Une femme témoigne de sa présence dans un camp de regroupement

Vous avez également travaillé sur les algériens déportés en Nouvelle Calédonie

Des algériens déportés à partir de 1864 et jusqu’à 1897. Plus de 2000 algériens ont été déportés vers la Nouvelle Calédonie. Et plus de 20.000 algériens ont été déportés vers Cayenne (à partir de 1852). La mémoire collective évoque à ce jour le bagne de Cayenne. J’y étais. Je suis resté un mois pour un faire un traval sur les algériens de la Guyane. Une histoire peu connue aussi. Beaucoup d’algériens sont morts à Cayenne parce que les conditions de vie étaient désastreuses. Les algériens étaient même abandonnés dans de petits îles et devaient se débrouiller pour vivre. J’ai travaillé avec des chercheurs. Je viens de reçevoir un livre, édité en France, qui s’est appuyé sur mon documentaire sur la déportation des algériens.
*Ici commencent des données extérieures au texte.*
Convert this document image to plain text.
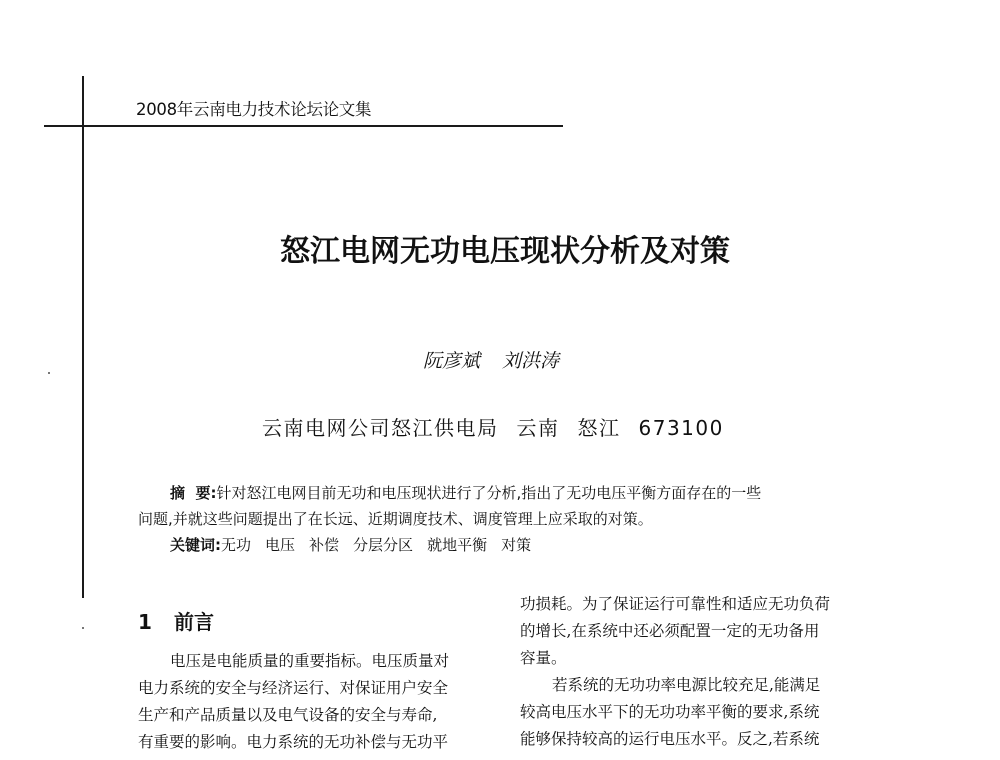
2008年云南电力技术论坛论文集
怒江电网无功电压现状分析及对策
阮彦斌 刘洪涛
云南电网公司怒江供电局 云南 怒江 673100
摘  要:针对怒江电网目前无功和电压现状进行了分析,指出了无功电压平衡方面存在的一些
问题,并就这些问题提出了在长远、近期调度技术、调度管理上应采取的对策。
关键词:无功 电压 补偿 分层分区 就地平衡 对策
1 前言
电压是电能质量的重要指标。电压质量对
电力系统的安全与经济运行、对保证用户安全
生产和产品质量以及电气设备的安全与寿命,
有重要的影响。电力系统的无功补偿与无功平
功损耗。为了保证运行可靠性和适应无功负荷
的增长,在系统中还必须配置一定的无功备用
容量。
若系统的无功功率电源比较充足,能满足
较高电压水平下的无功功率平衡的要求,系统
能够保持较高的运行电压水平。反之,若系统
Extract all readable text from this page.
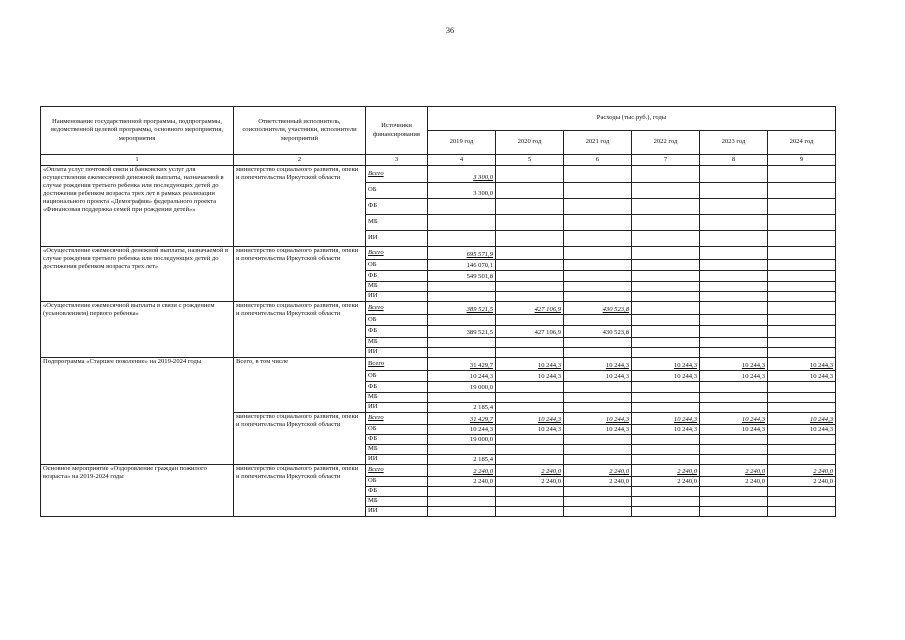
36
Наименование государственной программы, подпрограммы, ведомственной целевой программы, основного мероприятия, мероприятия	Ответственный исполнитель, соисполнители, участники, исполнители мероприятий	Источники финансирования	Расходы (тыс.руб.), годы					
			2019 год	2020 год	2021 год	2022 год	2023 год	2024 год
1	2	3	4	5	6	7	8	9
«Оплата услуг почтовой связи и банковских услуг для осуществления ежемесячной денежной выплаты, назначаемой в случае рождения третьего ребенка или последующих детей до достижения ребенком возраста трех лет в рамках реализации национального проекта «Демография» федерального проекта «Финансовая поддержка семей при рождении детей»»	министерство социального развития, опеки и попечительства Иркутской области	Всего	3 300,0					
		ОБ	3 300,0					
		ФБ						
		МБ						
		ИИ						
«Осуществление ежемесячной денежной выплаты, назначаемой в случае рождения третьего ребенка или последующих детей до достижения ребенком возраста трех лет»	министерство социального развития, опеки и попечительства Иркутской области	Всего	695 571,9					
		ОБ	146 070,1					
		ФБ	549 501,8					
		МБ						
		ИИ						
«Осуществление ежемесячной выплаты в связи с рождением (усыновлением) первого ребенка»	министерство социального развития, опеки и попечительства Иркутской области	Всего	389 521,5	427 106,9	430 523,8			
		ОБ						
		ФБ	389 521,5	427 106,9	430 523,8			
		МБ						
		ИИ						
Подпрограмма «Старшее поколение» на 2019-2024 годы	Всего, в том числе	Всего	31 429,7	10 244,3	10 244,3	10 244,3	10 244,3	10 244,3
		ОБ	10 244,3	10 244,3	10 244,3	10 244,3	10 244,3	10 244,3
		ФБ	19 000,0					
		МБ						
		ИИ	2 185,4					
	министерство социального развития, опеки и попечительства Иркутской области	Всего	31 429,7	10 244,3	10 244,3	10 244,3	10 244,3	10 244,3
		ОБ	10 244,3	10 244,3	10 244,3	10 244,3	10 244,3	10 244,3
		ФБ	19 000,0					
		МБ						
		ИИ	2 185,4					
Основное мероприятие «Оздоровление граждан пожилого возраста» на 2019-2024 годы	министерство социального развития, опеки и попечительства Иркутской области	Всего	2 240,0	2 240,0	2 240,0	2 240,0	2 240,0	2 240,0
		ОБ	2 240,0	2 240,0	2 240,0	2 240,0	2 240,0	2 240,0
		ФБ						
		МБ						
		ИИ						
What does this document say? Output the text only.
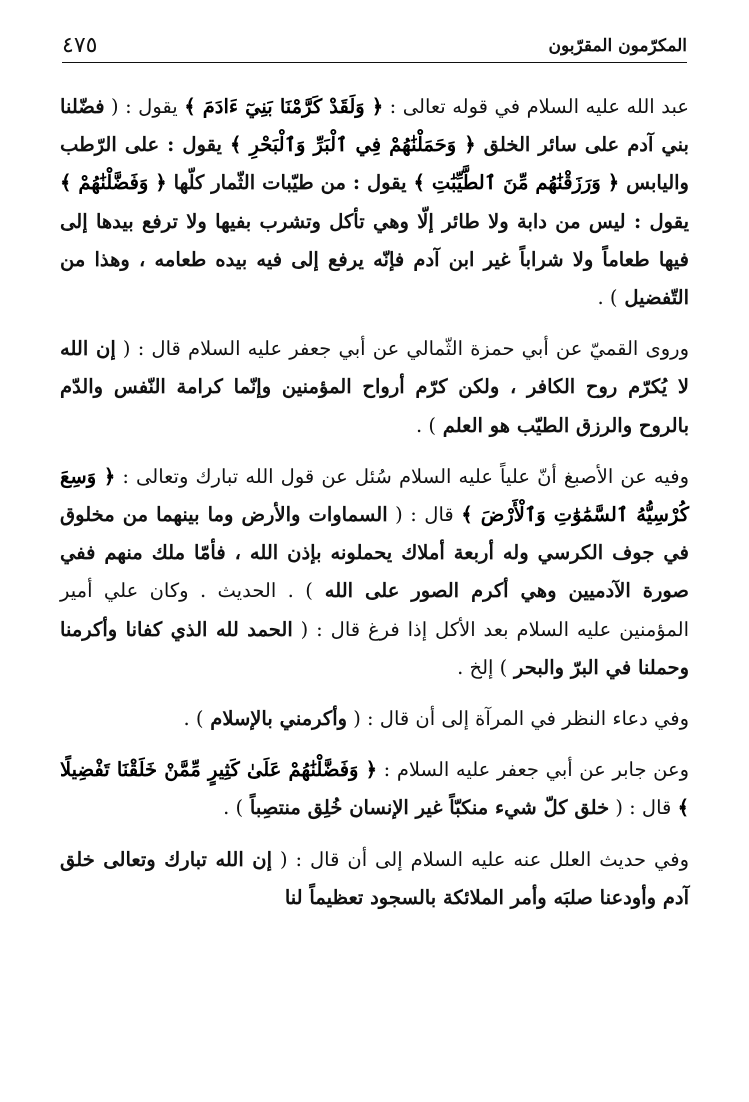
المكرّمون المقرّبون
٤٧٥

عبد الله عليه السلام في قوله تعالى : ﴿ وَلَقَدْ كَرَّمْنَا بَنِيٓ ءَادَمَ ﴾ يقول : ( فضّلنا بني آدم على سائر الخلق ﴿ وَحَمَلْنَٰهُمْ فِي ٱلْبَرِّ وَٱلْبَحْرِ ﴾ يقول : على الرّطب واليابس ﴿ وَرَزَقْنَٰهُم مِّنَ ٱلطَّيِّبَٰتِ ﴾ يقول : من طيّبات الثّمار كلّها ﴿ وَفَضَّلْنَٰهُمْ ﴾ يقول : ليس من دابة ولا طائر إلّا وهي تأكل وتشرب بفيها ولا ترفع بيدها إلى فيها طعاماً ولا شراباً غير ابن آدم فإنّه يرفع إلى فيه بيده طعامه ، وهذا من التّفضيل ) .

وروى القميّ عن أبي حمزة الثّمالي عن أبي جعفر عليه السلام قال : ( إن الله لا يُكرّم روح الكافر ، ولكن كرّم أرواح المؤمنين وإنّما كرامة النّفس والدّم بالروح والرزق الطيّب هو العلم ) .

وفيه عن الأصبغ أنّ علياً عليه السلام سُئل عن قول الله تبارك وتعالى : ﴿ وَسِعَ كُرْسِيُّهُ ٱلسَّمَٰوَٰتِ وَٱلْأَرْضَ ﴾ قال : ( السماوات والأرض وما بينهما من مخلوق في جوف الكرسي وله أربعة أملاك يحملونه بإذن الله ، فأمّا ملك منهم ففي صورة الآدميين وهي أكرم الصور على الله ) . الحديث . وكان علي أمير المؤمنين عليه السلام بعد الأكل إذا فرغ قال : ( الحمد لله الذي كفانا وأكرمنا وحملنا في البرّ والبحر ) إلخ .

وفي دعاء النظر في المرآة إلى أن قال : ( وأكرمني بالإسلام ) .

وعن جابر عن أبي جعفر عليه السلام : ﴿ وَفَضَّلْنَٰهُمْ عَلَىٰ كَثِيرٍ مِّمَّنْ خَلَقْنَا تَفْضِيلًا ﴾ قال : ( خلق كلّ شيء منكبّاً غير الإنسان خُلِق منتصِباً ) .

وفي حديث العلل عنه عليه السلام إلى أن قال : ( إن الله تبارك وتعالى خلق آدم وأودعنا صلبَه وأمر الملائكة بالسجود تعظيماً لنا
Allez vous rester dans ce registre de l’Histoire pour vos documentaires ?

Le sujet de l’Histoire est passionnant. Je vous ai parlé par exemple des lettres censurées. Des lettres envoyées par des déportés à leurs familles ou par les familles aux déportées. L’administration coloniale a censuré ces lettres. Ces missives, qui sont toujours conservées dans les archives, racontent des vécus terribles. On ne peut pas rester indifférent en les lisant. Elles interpellent le lecteur. Ces détails m’intéressent.

Pourquoi le documentaire n’est pas très développé en Algérie ?

Il n’y a pas d’encouragement. Il faut beaucoup de temps et de moyens. Le documentariste doit être motivé, doit sentir qu’il est soutenu pour continuer de travailler. La volonté ne suffit pas. Je peux vous dire que nos travaux contribuent d’une manière ou d’une autre à l’écriture de l’Histoire, à immortaliser tous les sacrifices de notre peuple et à les transmettre aux futures générations. L’indépendance de l’Algérie n’est pas venue du néant. Il faut le rappeler à chaque fois.